Gajah Mada

(Nusantara7.id) – Gajah Mada (lahir ca. 1290 – wafat ca. 1364), dikenal dengan nama lain Jirnnodhara adalah seorang panglima perang dan mahapatih yang merupakan tokoh yang sangat berpengaruh pada zaman kerajaan Majapahit. Menurut berbagai sumber puisi, kitab, dan prasasti dari zaman Jawa Kuno, ia memulai kariernya tahun 1313, dan semakin menanjak setelah peristiwa pemberontakan Ra Kuti pada masa pemerintahan Sri Jayanagara, yang mengangkatnya sebagai Patih. Ia menjadi Mahapatih (Menteri Besar) pada masa Ratu Tribhuwanatunggadewi, dan kemudian sebagai Amangkubhumi (Perdana Menteri) yang mengantarkan Majapahit ke puncak kejayaannya.

Gajah Mada terkenal dengan sumpahnya, yaitu Sumpah Palapa, yang tercatat di dalam Pararaton. Ia menyatakan tidak akan memakan palapa sebelum berhasil menyatukan Nusantara. Meskipun ia adalah salah satu tokoh sentral saat itu, sangat sedikit catatan-catatan sejarah yang ditemukan mengenai dirinya.
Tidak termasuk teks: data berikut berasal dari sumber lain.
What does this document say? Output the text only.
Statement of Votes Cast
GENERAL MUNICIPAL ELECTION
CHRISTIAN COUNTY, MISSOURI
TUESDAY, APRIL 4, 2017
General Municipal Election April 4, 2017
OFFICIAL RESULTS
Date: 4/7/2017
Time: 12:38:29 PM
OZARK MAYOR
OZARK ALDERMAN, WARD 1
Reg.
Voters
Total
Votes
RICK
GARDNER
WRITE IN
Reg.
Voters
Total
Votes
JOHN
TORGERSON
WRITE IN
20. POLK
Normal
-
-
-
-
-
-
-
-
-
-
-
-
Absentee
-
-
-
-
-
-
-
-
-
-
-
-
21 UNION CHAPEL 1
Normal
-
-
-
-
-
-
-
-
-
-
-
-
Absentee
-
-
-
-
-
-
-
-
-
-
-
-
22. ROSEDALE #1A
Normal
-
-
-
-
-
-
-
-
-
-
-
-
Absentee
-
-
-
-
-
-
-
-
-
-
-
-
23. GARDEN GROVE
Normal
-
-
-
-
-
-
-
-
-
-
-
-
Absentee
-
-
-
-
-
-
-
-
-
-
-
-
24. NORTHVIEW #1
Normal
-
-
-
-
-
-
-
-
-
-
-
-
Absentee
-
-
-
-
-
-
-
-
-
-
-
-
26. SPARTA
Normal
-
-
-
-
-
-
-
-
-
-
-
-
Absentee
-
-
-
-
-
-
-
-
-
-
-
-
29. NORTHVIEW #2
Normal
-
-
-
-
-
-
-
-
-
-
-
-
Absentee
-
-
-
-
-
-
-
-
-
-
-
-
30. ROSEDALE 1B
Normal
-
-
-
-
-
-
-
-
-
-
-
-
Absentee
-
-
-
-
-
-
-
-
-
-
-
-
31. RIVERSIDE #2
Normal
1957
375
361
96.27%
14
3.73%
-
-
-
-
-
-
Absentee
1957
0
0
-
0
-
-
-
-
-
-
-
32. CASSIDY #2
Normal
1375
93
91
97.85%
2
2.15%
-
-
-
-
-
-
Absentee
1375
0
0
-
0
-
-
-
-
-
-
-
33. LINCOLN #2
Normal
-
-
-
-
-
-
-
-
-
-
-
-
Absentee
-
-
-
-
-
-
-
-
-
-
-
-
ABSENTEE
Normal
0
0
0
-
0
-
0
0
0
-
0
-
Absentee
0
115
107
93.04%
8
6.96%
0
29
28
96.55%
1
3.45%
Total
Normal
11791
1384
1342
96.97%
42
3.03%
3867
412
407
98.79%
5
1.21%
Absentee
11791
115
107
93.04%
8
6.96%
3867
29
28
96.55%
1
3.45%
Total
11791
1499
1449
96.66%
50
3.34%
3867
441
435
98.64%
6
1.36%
Wajah sesungguhnya dari tokoh Gajah Mada, saat ini masih kontroversial. Banyak masyarakat Indonesia masa sekarang yang menganggapnya sebagai pahlawan dan simbol nasionalisme Indonesia dan persatuan Nusantara.
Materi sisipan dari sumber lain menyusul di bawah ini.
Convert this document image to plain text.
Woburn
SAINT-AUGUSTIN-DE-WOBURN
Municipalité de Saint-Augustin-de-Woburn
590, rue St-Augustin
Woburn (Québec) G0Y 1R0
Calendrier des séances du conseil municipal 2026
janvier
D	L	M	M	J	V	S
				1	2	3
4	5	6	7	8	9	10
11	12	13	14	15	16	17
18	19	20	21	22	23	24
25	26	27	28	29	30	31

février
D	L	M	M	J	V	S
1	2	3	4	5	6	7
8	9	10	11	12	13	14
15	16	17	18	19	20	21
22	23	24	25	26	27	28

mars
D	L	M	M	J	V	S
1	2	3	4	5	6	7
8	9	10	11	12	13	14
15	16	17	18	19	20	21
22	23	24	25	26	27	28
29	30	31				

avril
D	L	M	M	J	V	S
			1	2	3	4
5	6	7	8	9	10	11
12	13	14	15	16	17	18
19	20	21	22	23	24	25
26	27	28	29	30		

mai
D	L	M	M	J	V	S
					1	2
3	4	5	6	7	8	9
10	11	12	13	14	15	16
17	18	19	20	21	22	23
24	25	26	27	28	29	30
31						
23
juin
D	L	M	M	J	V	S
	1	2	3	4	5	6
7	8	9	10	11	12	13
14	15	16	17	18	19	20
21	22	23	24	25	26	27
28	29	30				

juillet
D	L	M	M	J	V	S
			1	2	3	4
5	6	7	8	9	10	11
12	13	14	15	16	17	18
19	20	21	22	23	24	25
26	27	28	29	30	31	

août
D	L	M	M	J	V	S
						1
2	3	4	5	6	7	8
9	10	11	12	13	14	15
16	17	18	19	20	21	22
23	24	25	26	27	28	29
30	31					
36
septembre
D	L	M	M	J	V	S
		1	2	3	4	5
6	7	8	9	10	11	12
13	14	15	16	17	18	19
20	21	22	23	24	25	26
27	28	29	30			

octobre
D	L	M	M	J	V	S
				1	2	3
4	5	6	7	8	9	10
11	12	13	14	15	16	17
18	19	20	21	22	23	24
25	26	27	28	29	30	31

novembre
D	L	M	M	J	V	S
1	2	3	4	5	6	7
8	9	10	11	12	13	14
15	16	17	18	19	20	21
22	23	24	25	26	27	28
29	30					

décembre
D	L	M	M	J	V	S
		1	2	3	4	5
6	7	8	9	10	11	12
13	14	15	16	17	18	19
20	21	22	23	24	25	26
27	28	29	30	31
Penggambaran rupa[sunting | sunting sumber]

Penggambaran Gajah Mada sebagai arca, kanan ke kiri:

  • Arca Brajanata, di Museum Nasional Indonesia, No.5136/310d.
  • Arca Bima, No.2776/286b.

Penggambaran rupa Gajah Mada yang populer di media sebenarnya adalah imajinasi dari Mohammad Yamin, di bukunya yang berjudul “Gajah Mada: Pahlawan Persatuan Nusantara”, terbit pertama kali tahun 1945. Pada suatu hari di tahun 1940-an, Yamin mengunjungi Trowu­lan untuk melihat lokasi bekas kerajaan Majapahit. Ia menemukan pecahan terakota, salah satunya celengan berupa wajah seorang pria berwajah gempal dan berambut ikal. Berdasar air muka wajah ce­lengan itu, Yamin menafsirkan seperti itulah wajah Gajah Mada sang pemersatu Nusantara. Yamin kemudian meminta seniman Henk Ngantung membuat lukisan seperti terakota tersebut. Hasil lukisan lalu dipampang sebagai sampul muka buku karya Yamin. Banyak orang yang menentang pendapat Yamin, karena mustahil wajah tokoh sebesar Gajah Mada dipampangkan di celengan. Hal semacam itu adalah penghinaan karena biasanya para pemuka negara pada zaman Hindu Buddha, termasuk Majapahit, diarcakan. Bebe­rapa orang bahkan yakin bahwa wajah yang disangka Gajah Mada itu tidak lain adalah wajah Yamin sendiri.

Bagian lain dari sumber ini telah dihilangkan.